Presentation on theme: "SOUND DEVICES Consonance, Assonance, and Internal Rhyme."— Presentation transcript:
SOUND DEVICES Consonance, Assonance, and Internal Rhyme
CONSONANCE Pleasing sound caused by the repetition of consonant sounds within sentences, phrases, or in poems. Typically, this repetition occurs at the end of the words. Example words: Blank and think Sent and went Dawn goes down Sorrow and borrow I’ll swing by my ankles. She’ll cling to your knees. As you hang by your nose, From a high-up trapeze. But just one thing, please, As we float through the breeze, Don’t sneeze. - “The Acrobats” by Shel Silverstein
ASSONANCE The repetition of vowel sounds in nearby words. It is used to reinforce the meanings of words or to help create the mood. the long “o” sounds old or mysterious in Carl Sandburg’s Early Moon: “Poetry is old, ancient, goes back far. It is among the oldest living things.
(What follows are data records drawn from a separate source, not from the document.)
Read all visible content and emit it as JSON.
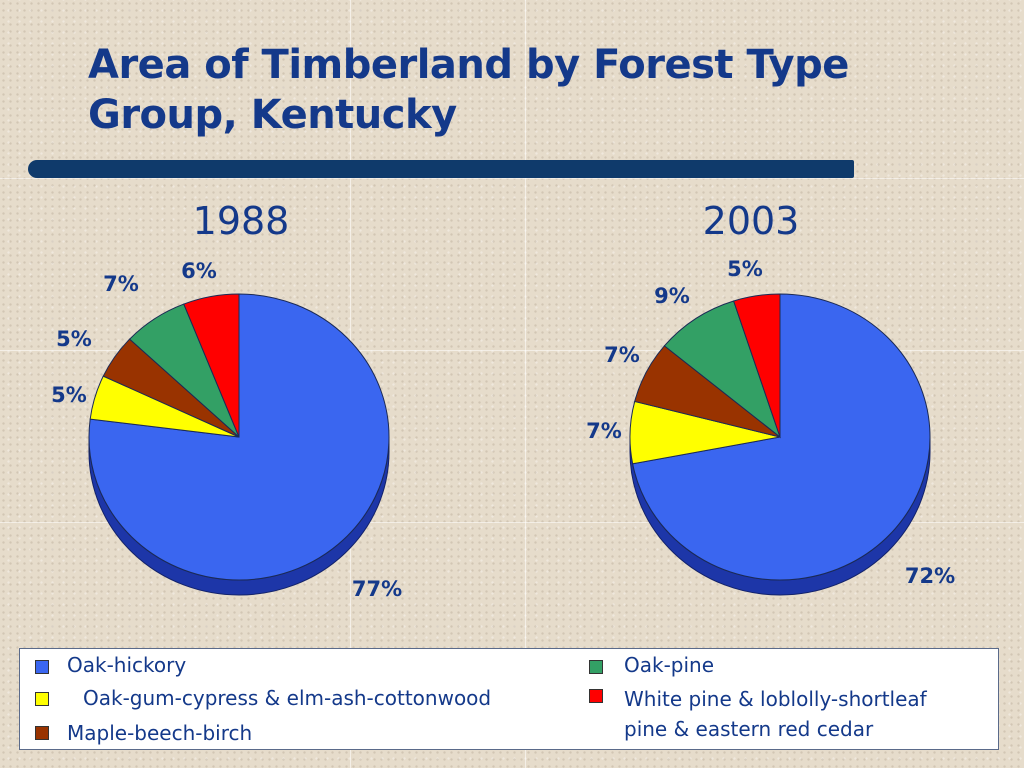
{
  "slide": {
    "title_line1": "Area of Timberland by Forest Type",
    "title_line2": "Group, Kentucky"
  },
  "colors": {
    "oak_hickory": "#3a66f0",
    "oak_hickory_edge": "#1d36a8",
    "oak_gum_cypress": "#ffff00",
    "maple_beech_birch": "#993300",
    "oak_pine": "#33a065",
    "white_pine": "#ff0000",
    "text": "#14398a",
    "title_bar": "#0f3a6b"
  },
  "chart_data": [
    {
      "type": "pie",
      "title": "1988",
      "categories": [
        "Oak-hickory",
        "Oak-gum-cypress & elm-ash-cottonwood",
        "Maple-beech-birch",
        "Oak-pine",
        "White pine & loblolly-shortleaf pine & eastern red cedar"
      ],
      "values": [
        77,
        5,
        5,
        7,
        6
      ],
      "labels": [
        "77%",
        "5%",
        "5%",
        "7%",
        "6%"
      ],
      "legend_placement": "bottom"
    },
    {
      "type": "pie",
      "title": "2003",
      "categories": [
        "Oak-hickory",
        "Oak-gum-cypress & elm-ash-cottonwood",
        "Maple-beech-birch",
        "Oak-pine",
        "White pine & loblolly-shortleaf pine & eastern red cedar"
      ],
      "values": [
        72,
        7,
        7,
        9,
        5
      ],
      "labels": [
        "72%",
        "7%",
        "7%",
        "9%",
        "5%"
      ],
      "legend_placement": "bottom"
    }
  ],
  "legend": {
    "items": [
      {
        "label": "Oak-hickory",
        "color_key": "oak_hickory"
      },
      {
        "label": "Oak-gum-cypress & elm-ash-cottonwood",
        "color_key": "oak_gum_cypress"
      },
      {
        "label": "Maple-beech-birch",
        "color_key": "maple_beech_birch"
      },
      {
        "label": "Oak-pine",
        "color_key": "oak_pine"
      },
      {
        "label": "White pine & loblolly-shortleaf",
        "label_line2": "pine & eastern red cedar",
        "color_key": "white_pine"
      }
    ]
  }
}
So old it is that no man knows how and why the first poems came.” “Hear the mellow wedding bells” – by Edgar Allan Poe Try to light the fire.
INTERNAL RHYME Two or more rhyming words occur within the same or separate sentences. Examples of rhyme in the same line: I went to town to buy a gown. / I took the car and it wasn’t far. I lost my dog in the midst of fog. / He found his way home, he doesn’t like to roam. Examples of rhyme in separate lines: I wore a shiny new bow upon my head. / I began to grow and it fit me no more. I’d like to jump into the ocean. / But don’t dump me instead.